Film/Television Editor, Copy Editor Devin D. O'Leary served as film/television editor at Weekly Alibi for 28 years. He wrote and produced four feature films here in New Mexico and has been the booker/host of Midnight Movie Madness screenings at Guild Cinema for 13 years.

When they attend a traditional summer camp, the most artistic thing most kids make is a lanyard. Great for holding keys, but hardly the key to a creative future. With schools on the verge of letting out until fall, parents of children with burgeoning artistic talents might want to look toward Albuquerque’s longstanding Harwood Art Center, which is offering a Summer Art Camp for school-age kids. There, kids can spend hot summer days learning to create and using a range of fun techniques from a number of professional artists.

“At Harwood Summer Art Camp, we offer a variety of visual and performing arts classes,” says Jordyn Bernicke, associate director of engagement at Harwood. “Some classes are Photography (digital and darkroom), Poetry, Hip-Hop Dance, Ceramics, Printmaking, Recycled Arts, Painting/Drawing and more.” Just one example of a class on offer this summer is “Wacky Woven World,” taught by mixed media artist and instructor Harley Kirschner. According to the class description, “Students will create a wacky woven installation by wrapping cardboard cubes (boxes) with string, twine, cloth and embellishments. We will then create soft sculptural creatures to inhabit it. While cardboard will be a major structural component to our masterpiece, students are encouraged to think outside the box!”

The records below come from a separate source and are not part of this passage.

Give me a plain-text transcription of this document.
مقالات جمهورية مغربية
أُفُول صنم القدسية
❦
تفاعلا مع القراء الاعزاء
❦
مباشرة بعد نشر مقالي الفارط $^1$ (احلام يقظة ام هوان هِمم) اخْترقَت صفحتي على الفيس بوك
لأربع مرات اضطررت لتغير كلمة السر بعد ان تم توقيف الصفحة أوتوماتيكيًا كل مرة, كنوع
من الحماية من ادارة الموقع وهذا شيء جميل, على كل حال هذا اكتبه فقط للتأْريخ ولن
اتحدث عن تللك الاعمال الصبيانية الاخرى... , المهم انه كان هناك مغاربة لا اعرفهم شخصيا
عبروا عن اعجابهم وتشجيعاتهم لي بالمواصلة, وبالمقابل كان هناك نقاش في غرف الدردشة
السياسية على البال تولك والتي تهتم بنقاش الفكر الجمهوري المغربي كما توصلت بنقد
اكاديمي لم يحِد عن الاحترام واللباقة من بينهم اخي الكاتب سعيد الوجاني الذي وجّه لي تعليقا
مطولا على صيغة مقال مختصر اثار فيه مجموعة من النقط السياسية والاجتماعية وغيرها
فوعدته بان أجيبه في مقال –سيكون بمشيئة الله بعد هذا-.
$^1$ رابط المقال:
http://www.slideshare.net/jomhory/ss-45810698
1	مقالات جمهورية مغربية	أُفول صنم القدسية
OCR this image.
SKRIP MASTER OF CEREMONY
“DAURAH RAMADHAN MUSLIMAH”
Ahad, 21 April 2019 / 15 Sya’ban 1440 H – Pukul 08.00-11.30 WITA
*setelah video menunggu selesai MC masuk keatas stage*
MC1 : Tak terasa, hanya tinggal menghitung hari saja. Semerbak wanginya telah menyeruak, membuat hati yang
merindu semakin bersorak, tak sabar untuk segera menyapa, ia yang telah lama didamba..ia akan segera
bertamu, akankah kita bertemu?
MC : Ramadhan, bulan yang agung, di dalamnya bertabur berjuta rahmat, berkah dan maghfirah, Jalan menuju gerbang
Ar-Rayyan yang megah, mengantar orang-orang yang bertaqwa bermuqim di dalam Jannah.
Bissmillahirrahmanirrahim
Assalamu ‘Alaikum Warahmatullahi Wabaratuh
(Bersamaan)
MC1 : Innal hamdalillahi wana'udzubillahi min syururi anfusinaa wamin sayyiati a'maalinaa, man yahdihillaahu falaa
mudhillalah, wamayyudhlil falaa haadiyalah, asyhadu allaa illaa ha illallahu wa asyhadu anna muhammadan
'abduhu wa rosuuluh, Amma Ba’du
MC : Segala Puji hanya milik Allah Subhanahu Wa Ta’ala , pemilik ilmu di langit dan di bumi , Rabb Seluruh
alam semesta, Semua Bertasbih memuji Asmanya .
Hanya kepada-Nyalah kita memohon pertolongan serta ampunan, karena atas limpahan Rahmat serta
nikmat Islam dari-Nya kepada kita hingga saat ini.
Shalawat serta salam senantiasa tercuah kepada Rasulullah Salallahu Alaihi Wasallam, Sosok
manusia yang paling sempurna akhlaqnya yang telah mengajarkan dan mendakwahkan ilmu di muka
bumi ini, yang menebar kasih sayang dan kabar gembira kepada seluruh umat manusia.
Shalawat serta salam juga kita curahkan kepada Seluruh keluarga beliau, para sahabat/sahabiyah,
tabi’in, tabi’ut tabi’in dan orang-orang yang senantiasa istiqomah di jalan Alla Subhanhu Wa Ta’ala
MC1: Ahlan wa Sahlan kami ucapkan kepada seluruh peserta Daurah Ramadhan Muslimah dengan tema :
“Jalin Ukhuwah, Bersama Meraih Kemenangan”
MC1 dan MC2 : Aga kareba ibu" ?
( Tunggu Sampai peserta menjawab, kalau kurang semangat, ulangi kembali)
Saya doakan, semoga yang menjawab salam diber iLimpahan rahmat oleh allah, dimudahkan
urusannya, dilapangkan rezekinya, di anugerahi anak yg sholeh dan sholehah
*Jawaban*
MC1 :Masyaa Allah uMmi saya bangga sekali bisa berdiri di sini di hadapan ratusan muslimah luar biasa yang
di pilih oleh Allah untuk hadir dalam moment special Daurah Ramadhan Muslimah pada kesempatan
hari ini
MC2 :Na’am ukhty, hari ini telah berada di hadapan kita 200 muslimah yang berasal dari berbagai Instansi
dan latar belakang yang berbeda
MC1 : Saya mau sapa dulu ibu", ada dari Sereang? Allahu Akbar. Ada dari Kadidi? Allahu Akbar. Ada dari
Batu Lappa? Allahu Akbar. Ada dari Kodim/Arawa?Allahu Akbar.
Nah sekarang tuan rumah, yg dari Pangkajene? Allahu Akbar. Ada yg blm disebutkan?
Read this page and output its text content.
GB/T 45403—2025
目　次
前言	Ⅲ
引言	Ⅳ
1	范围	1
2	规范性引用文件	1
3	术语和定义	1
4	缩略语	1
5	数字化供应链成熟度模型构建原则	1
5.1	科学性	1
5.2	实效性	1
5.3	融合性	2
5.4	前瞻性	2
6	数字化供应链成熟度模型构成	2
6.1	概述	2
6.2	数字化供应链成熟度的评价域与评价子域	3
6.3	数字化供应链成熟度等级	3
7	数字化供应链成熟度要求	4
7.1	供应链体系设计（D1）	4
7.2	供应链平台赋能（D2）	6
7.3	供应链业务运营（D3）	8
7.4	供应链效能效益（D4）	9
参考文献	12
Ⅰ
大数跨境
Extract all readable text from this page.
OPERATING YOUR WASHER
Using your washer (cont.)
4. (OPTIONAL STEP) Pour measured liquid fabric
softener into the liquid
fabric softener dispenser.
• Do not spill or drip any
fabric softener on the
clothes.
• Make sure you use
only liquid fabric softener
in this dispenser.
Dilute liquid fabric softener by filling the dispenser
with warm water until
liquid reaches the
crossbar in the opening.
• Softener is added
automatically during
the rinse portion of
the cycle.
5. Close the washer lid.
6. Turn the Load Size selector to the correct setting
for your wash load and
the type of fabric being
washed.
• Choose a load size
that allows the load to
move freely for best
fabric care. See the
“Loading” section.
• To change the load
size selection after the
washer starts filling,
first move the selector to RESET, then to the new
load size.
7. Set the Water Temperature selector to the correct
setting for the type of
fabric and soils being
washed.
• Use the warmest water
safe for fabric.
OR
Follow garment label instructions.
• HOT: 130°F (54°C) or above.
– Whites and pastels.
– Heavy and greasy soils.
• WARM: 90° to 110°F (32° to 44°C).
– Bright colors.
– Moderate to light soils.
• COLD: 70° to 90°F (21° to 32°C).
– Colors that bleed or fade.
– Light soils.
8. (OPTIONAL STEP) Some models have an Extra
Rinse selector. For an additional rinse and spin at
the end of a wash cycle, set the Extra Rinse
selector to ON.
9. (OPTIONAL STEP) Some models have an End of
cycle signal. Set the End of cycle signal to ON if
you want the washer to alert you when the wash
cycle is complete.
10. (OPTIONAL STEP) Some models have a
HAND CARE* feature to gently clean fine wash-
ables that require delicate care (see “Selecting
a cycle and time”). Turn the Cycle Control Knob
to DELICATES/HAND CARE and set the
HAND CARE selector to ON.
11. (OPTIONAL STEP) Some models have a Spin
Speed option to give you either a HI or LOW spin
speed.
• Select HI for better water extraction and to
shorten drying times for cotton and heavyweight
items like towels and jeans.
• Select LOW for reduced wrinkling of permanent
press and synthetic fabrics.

Harwood is offering four different sessions this summer: June 6 through 17; June 20 through July 1; July 5 through 15; and July 18 through 29. Students are broken up into as many as five groups. “Campers are grouped with children who are around their same age/grade and stay with that same group for the duration of the session,” explains Bernicke. “Our groups are split into grades first through second, second through third, third through fourth, fourth through fifth, sixth through ninth. Our youngest campers can be 5 years old to our oldest who are 14.”

Each of the camp sessions runs Monday through Friday from 9am to 4pm. The two younger groups have six 50-minute classes each day while the older groups have four 85-minute classes. Campers are offered snack breaks/recess between each class and all come together for lunch just after noon. According to Bernicke, “Families can choose to enroll their children in a full-day session of camp or half days (am or pm). Our camp runs from June 6 to July 29 for a total of eight weeks, but we enroll per session. We have four different sessions that run two weeks each, with each session having unique class offerings and different camper configurations.”

As far as the people teaching the classes, they run the gamut from dancers to printmakers to photographers to improv actors. “All of our Teaching Artists are practicing artists, with many of them also working in education-focused environments during the school year.” says Bernicke. “We put out an open call to our community at the beginning of the year, and teaching artists in our community applied to work with us at camp. We also have a plethora of artists who have taught with or worked with us in the past that we invite to teach at Summer Art Camp.”

The Harwood Art Center is located at 1114 Seventh St. NW near Downtown. If you’re interested in seeing what classes are available for your first though ninth graders, go to harwoodartcenter.org/summer-art-camp/. Each two-week session is $485 for a full-day class load or $285 for a half-day class load. Register soon, as classes are filling up quickly.